Но со мной-то ничего такого никогда не было. Я очень любила Родину. Не хочу говорить «отечество» – Родину! Страдала, что я не мальчик и не могу за нее воевать. Ходила босиком по морозу. Как только нам в школе рассказали про Зою Космодемьянскую, я тут же пошла по морозу босиком – вечером, чтобы никто не видел. Решила проверить: выдержу или нет? Вытерпела и теперь знала: будут пытать – выдержу! Вот так я готовила себя: стреляйте, вешайте, а я люблю Родину! Так я воспитана. Это мне до сих пор помогает: когда в чем-то я спотыкаюсь – думаю: «Какого черта унывать – на войне и не такое бывало!»
Но с вербовкой до той поры я не сталкивалась. И вот она началась – меня стали вербовать. Я долго не понимала, в чем дело: прямо из общежития куда-то повезли. Да что там! Не «куда-то» – а на седьмой этаж гостиницы «Москва». Какие-то люди в черном, и все такое. Я и там говорила, как я люблю Родину, – ну ничего не понимала, куда они клонят и чего от меня хотят! Потом привезли еще раз, и еще раз, а потом уже впрямую предложили: «Понимаете, скоро в Москву приедет много иностранной молодежи, и нам это все будет очень интересно». А взамен за «помощь» предлагали и квартиру, и научить языкам интенсивно, но одно условие: никому ни слова!
Как, думаю, это так? За какие заслуги я это все получу? Ну наивная была до глупости. Очень долго. Такие моменты наивности и сейчас случаются – когда я ничего не понимаю, только «Ах!». А потом себя осекаю: «Тихо, Люся!» Сначала – «Ах!», а потом – испуг. И поразительно: эта моя подозрительность потом всегда оправдывалась: правильно, что испугалась, правильно, что не сделала!

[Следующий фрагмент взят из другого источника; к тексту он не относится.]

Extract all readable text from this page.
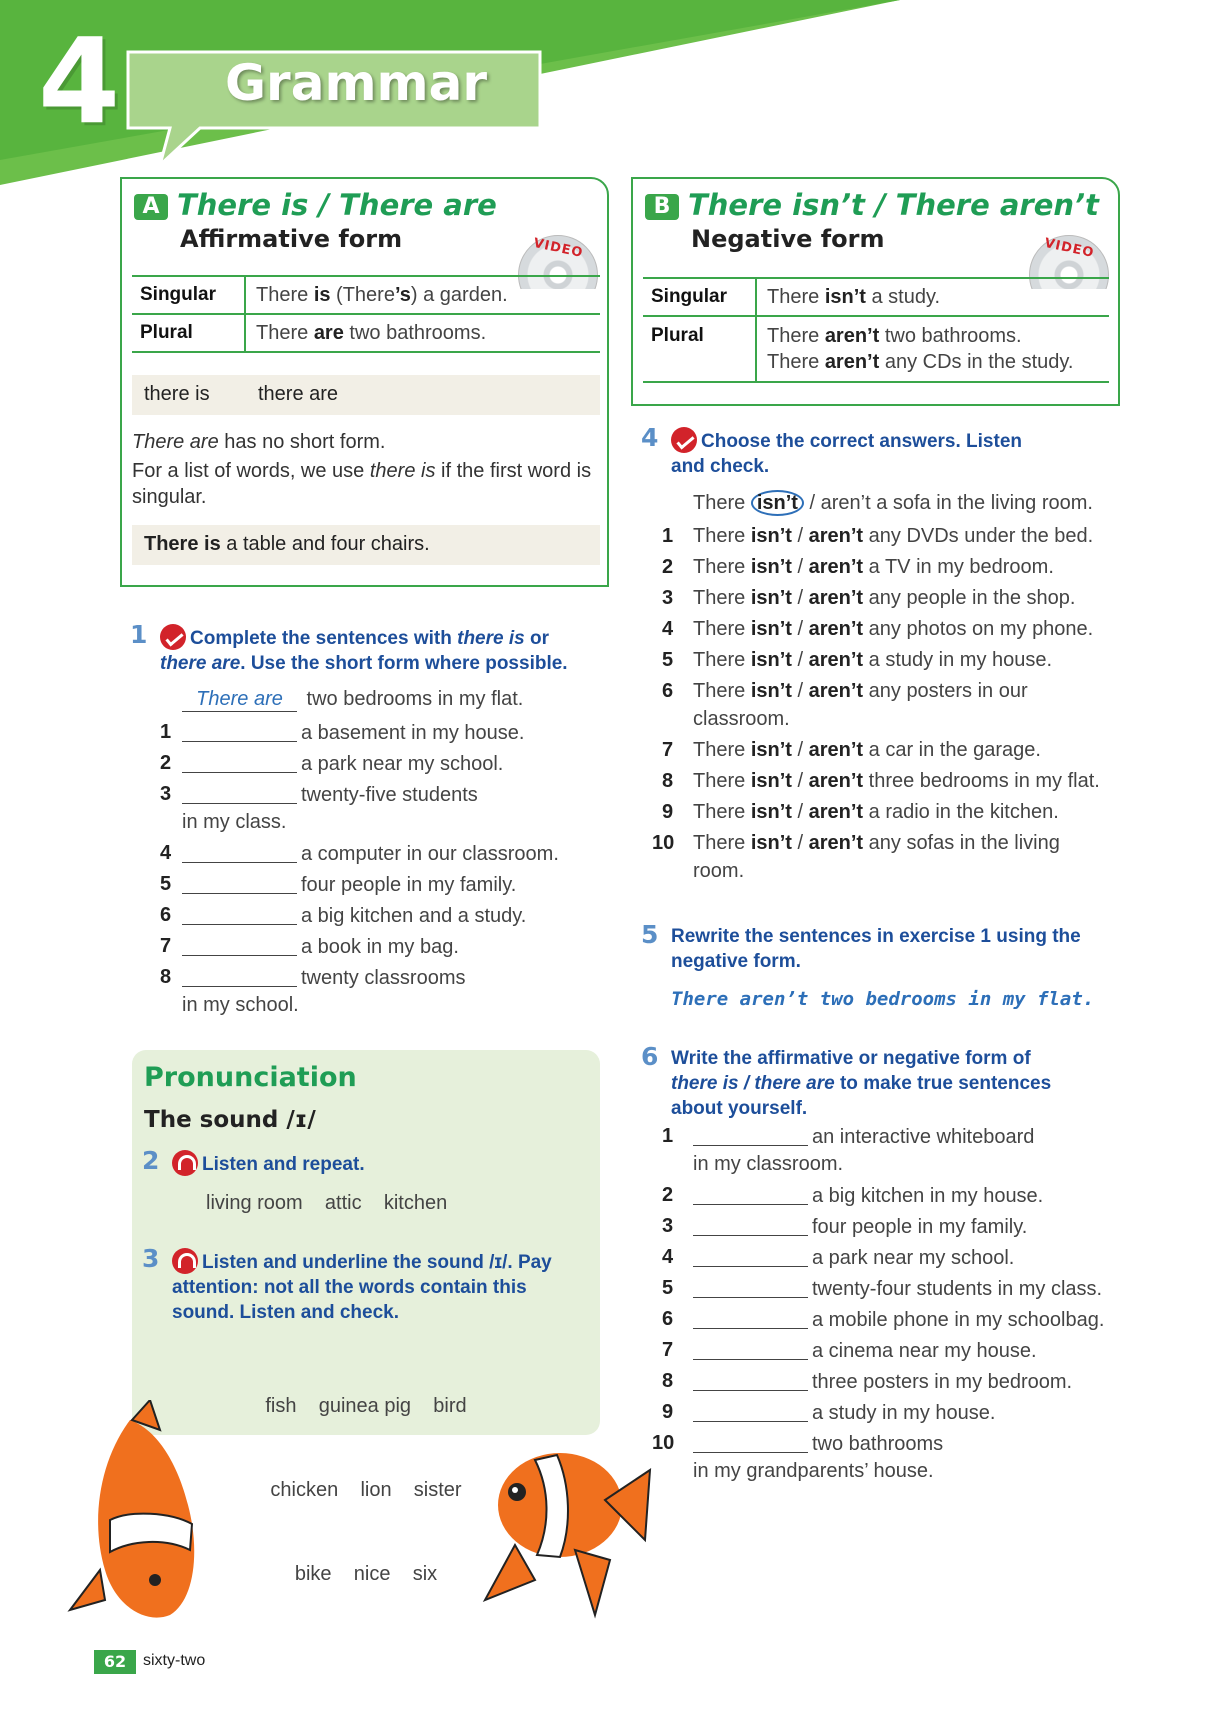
4 Grammar
A There is / There are
Affirmative form	VIDEO
Singular	There is (There’s) a garden.
Plural	There are two bathrooms.
there is there are
There are has no short form.
For a list of words, we use there is if the first word is singular.
There is a table and four chairs.
B There isn’t / There aren’t
Negative form	VIDEO
Singular	There isn’t a study.
Plural	There aren’t two bathrooms.
There aren’t any CDs in the study.
1	Complete the sentences with there is or
there are. Use the short form where possible.
There are two bedrooms in my flat.
1	a basement in my house.
2	a park near my school.
3	twenty-five students
in my class.
4	a computer in our classroom.
5	four people in my family.
6	a big kitchen and a study.
7	a book in my bag.
8	twenty classrooms
in my school.
Pronunciation
The sound /ɪ/
2	Listen and repeat.
living room    attic    kitchen
3	Listen and underline the sound /ɪ/. Pay
attention: not all the words contain this
sound. Listen and check.

fish    guinea pig    bird

chicken    lion    sister

bike    nice    six

4	Choose the correct answers. Listen
and check.
There isn’t / aren’t a sofa in the living room.
1 There isn’t / aren’t any DVDs under the bed.
2 There isn’t / aren’t a TV in my bedroom.
3 There isn’t / aren’t any people in the shop.
4 There isn’t / aren’t any photos on my phone.
5 There isn’t / aren’t a study in my house.
6 There isn’t / aren’t any posters in our
classroom.
7 There isn’t / aren’t a car in the garage.
8 There isn’t / aren’t three bedrooms in my flat.
9 There isn’t / aren’t a radio in the kitchen.
10 There isn’t / aren’t any sofas in the living
room.
5 Rewrite the sentences in exercise 1 using the
negative form.
There aren’t two bedrooms in my flat.
6 Write the affirmative or negative form of
there is / there are to make true sentences
about yourself.
1	an interactive whiteboard
in my classroom.
2	a big kitchen in my house.
3	four people in my family.
4	a park near my school.
5	twenty-four students in my class.
6	a mobile phone in my schoolbag.
7	a cinema near my house.
8	three posters in my bedroom.
9	a study in my house.
10	two bathrooms
in my grandparents’ house.
62	sixty-two
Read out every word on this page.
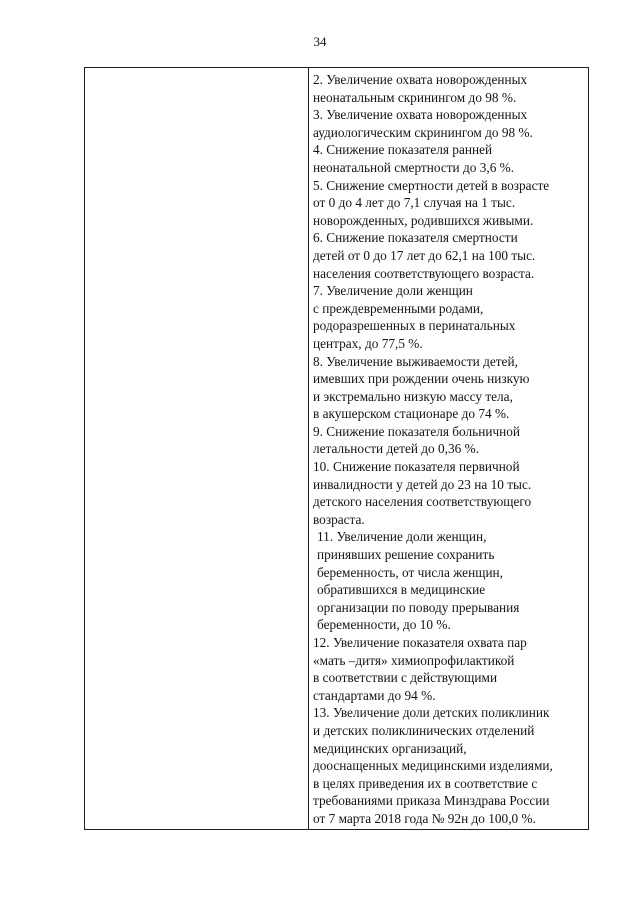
34
2. Увеличение охвата новорожденных
неонатальным скринингом до 98 %.
3. Увеличение охвата новорожденных
аудиологическим скринингом до 98 %.
4. Снижение показателя ранней
неонатальной смертности до 3,6 %.
5. Снижение смертности детей в возрасте
от 0 до 4 лет до 7,1 случая на 1 тыс.
новорожденных, родившихся живыми.
6. Снижение показателя смертности
детей от 0 до 17 лет до 62,1 на 100 тыс.
населения соответствующего возраста.
7. Увеличение доли женщин
с преждевременными родами,
родоразрешенных в перинатальных
центрах, до 77,5 %.
8. Увеличение выживаемости детей,
имевших при рождении очень низкую
и экстремально низкую массу тела,
в акушерском стационаре до 74 %.
9. Снижение показателя больничной
летальности детей до 0,36 %.
10. Снижение показателя первичной
инвалидности у детей до 23 на 10 тыс.
детского населения соответствующего
возраста.
11. Увеличение доли женщин,
принявших решение сохранить
беременность, от числа женщин,
обратившихся в медицинские
организации по поводу прерывания
беременности, до 10 %.
12. Увеличение показателя охвата пар
«мать –дитя» химиопрофилактикой
в соответствии с действующими
стандартами до 94 %.
13. Увеличение доли детских поликлиник
и детских поликлинических отделений
медицинских организаций,
дооснащенных медицинскими изделиями,
в целях приведения их в соответствие с
требованиями приказа Минздрава России
от 7 марта 2018 года № 92н до 100,0 %.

Короче говоря, поставили условием, что никому ни слова. И даже родителям. А кому я еще скажу – у меня никого нет! Я из Харькова, одна в Москве. А в Харькове вообще уже не верили, что на афише – это я. Там в кинотеатре «Комсомолец» на Сумской висела афиша, папа стоял возле нее и говорил: «Это – моя дочь!» А на него смотрели как на сумасшедшего и тихо отходили в сторонку. А папа мой был в шляпе в сеточку, как у Хрущева, штаны широкие. И от него отходили, как от ненормального. Как реагировал папа – я тут не могу повторить: очень много идиоматических выражений. «Да ты разуй глаза, это моя дочь! Видишь, вот фотография: тут ей три года, тут ей пять. Вот – я. А вон ее мать». Тут мама быстро надевала темные очки и перебегала на другую сторону – стеснялась. Мама совсем другая была – Елена Симонова, дворянских кровей, что она всегда старательно скрывала: могло выйти боком. Вот такие у меня были папа с мамой – что же, и им ничего нельзя сказать?!
А еще была бабушка. Она из дворян, но это от меня скрывали. Да я ее и не любила: она меня называла «пионэркой», а про Ленина говорила, что он подлечуга и провокатор. Мол, «Как людюшки жили при царе! Всего было вдоволь: своя скотина, свое поместье, дом на улице Огарева в Москве, муж мой Александр Прокофьевич – директор двух гимназий!»